Par ailleurs, les organismes insistent sur le fait que l’inscription d’une personne au RNIPP n’est pas forcément génératrice de droits aux prestations sociales : « pour chaque prestation sociale concernée, d’autres conditions sont requises telles que la condition d’existence, de séjour, de résidence, de ressources, etc… ».

En outre, le communiqué détaille les procédures de contrôle réalisées par les organismes de Sécurité sociale : ainsi, « en ce qui concerne la stabilité de la résidence et la régularité du séjour en France, un contrôle est mis en œuvre par les organismes de sécurité sociale pour toutes les prestations soumises à ces conditions.
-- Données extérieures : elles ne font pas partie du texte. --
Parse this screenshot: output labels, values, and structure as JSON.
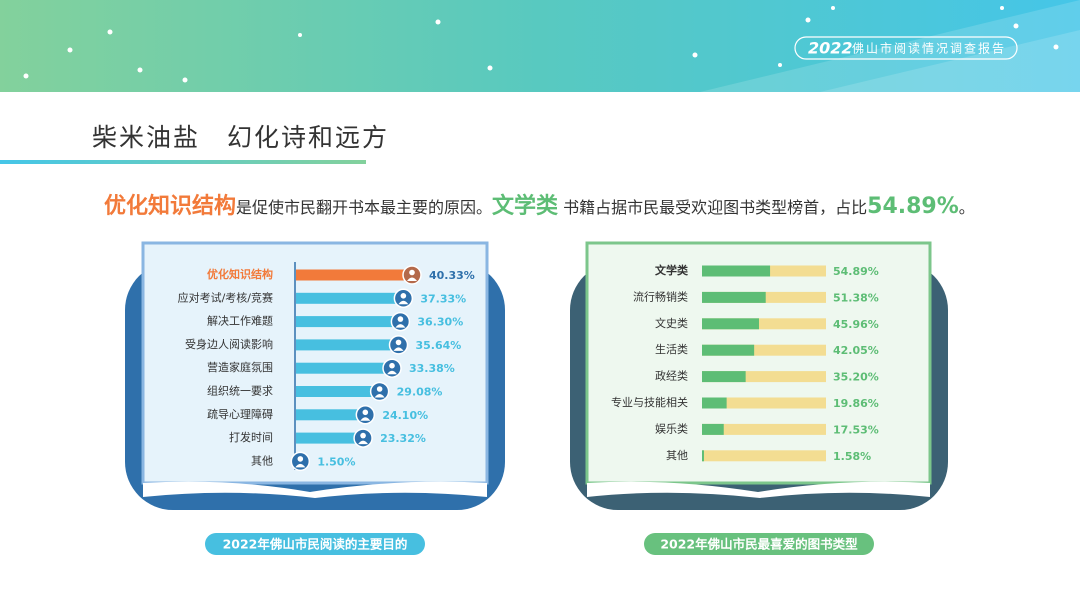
{
  "header": {
    "badge_year": "2022",
    "badge_text": "佛山市阅读情况调查报告",
    "section_title": "柴米油盐　幻化诗和远方"
  },
  "headline": [
    "优化知识结构",
    "是促使市民翻开书本最主要的原因。",
    "文学类",
    " 书籍占据市民最受欢迎图书类型榜首，占比",
    "54.89%",
    "。"
  ],
  "chart_data": [
    {
      "type": "bar",
      "orientation": "horizontal",
      "title": "2022年佛山市民阅读的主要目的",
      "categories": [
        "优化知识结构",
        "应对考试/考核/竞赛",
        "解决工作难题",
        "受身边人阅读影响",
        "营造家庭氛围",
        "组织统一要求",
        "疏导心理障碍",
        "打发时间",
        "其他"
      ],
      "values": [
        40.33,
        37.33,
        36.3,
        35.64,
        33.38,
        29.08,
        24.1,
        23.32,
        1.5
      ],
      "value_labels": [
        "40.33%",
        "37.33%",
        "36.30%",
        "35.64%",
        "33.38%",
        "29.08%",
        "24.10%",
        "23.32%",
        "1.50%"
      ],
      "color": "#47bfe0",
      "highlight": {
        "index": 0,
        "color": "#f27a3a"
      }
    },
    {
      "type": "bar",
      "orientation": "horizontal",
      "title": "2022年佛山市民最喜爱的图书类型",
      "categories": [
        "文学类",
        "流行畅销类",
        "文史类",
        "生活类",
        "政经类",
        "专业与技能相关",
        "娱乐类",
        "其他"
      ],
      "values": [
        54.89,
        51.38,
        45.96,
        42.05,
        35.2,
        19.86,
        17.53,
        1.58
      ],
      "value_labels": [
        "54.89%",
        "51.38%",
        "45.96%",
        "42.05%",
        "35.20%",
        "19.86%",
        "17.53%",
        "1.58%"
      ],
      "xlim": [
        0,
        100
      ],
      "color": "#5dbd75",
      "track_color": "#f3dd92"
    }
  ]
}
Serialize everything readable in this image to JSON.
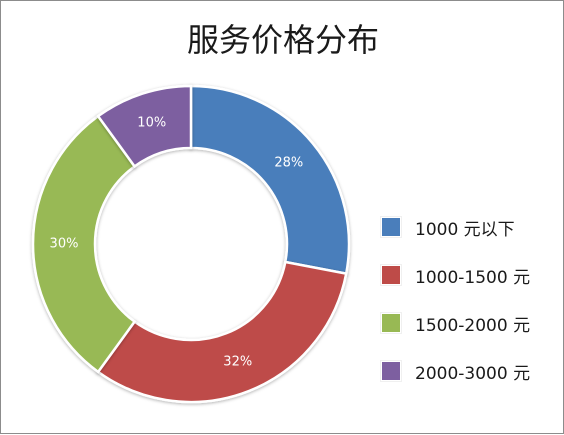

A l’ouverture des droits, il est demandé de fournir des justificatifs de résidence. Afin de contrôler la réalité des données déclarées, les organismes de sécurité sociale procèdent à des contrôles sur pièces ou sur place et échangent de manière ponctuelle ou automatisée des informations entre eux et avec les administrations partenaires. Par exemple, des échanges ont lieu avec le ministère de l’Intérieur, la direction générale des finances publiques (DGFIP) et le ministère de l’Europe et des Affaires étrangères. Pour ce qui est du contrôle de la résidence des assurés, l’Assurance maladie travaille avec la DGFIP pour croiser les informations relatives au domicile de ceux dont elle ne dispose pas de justification récente. En l’absence de réponse de l’assuré et de preuves suffisantes, elle procède à la fermeture des droits. En 2018, 1 million de personnes ont été concernées par cette procédure de contrôle ».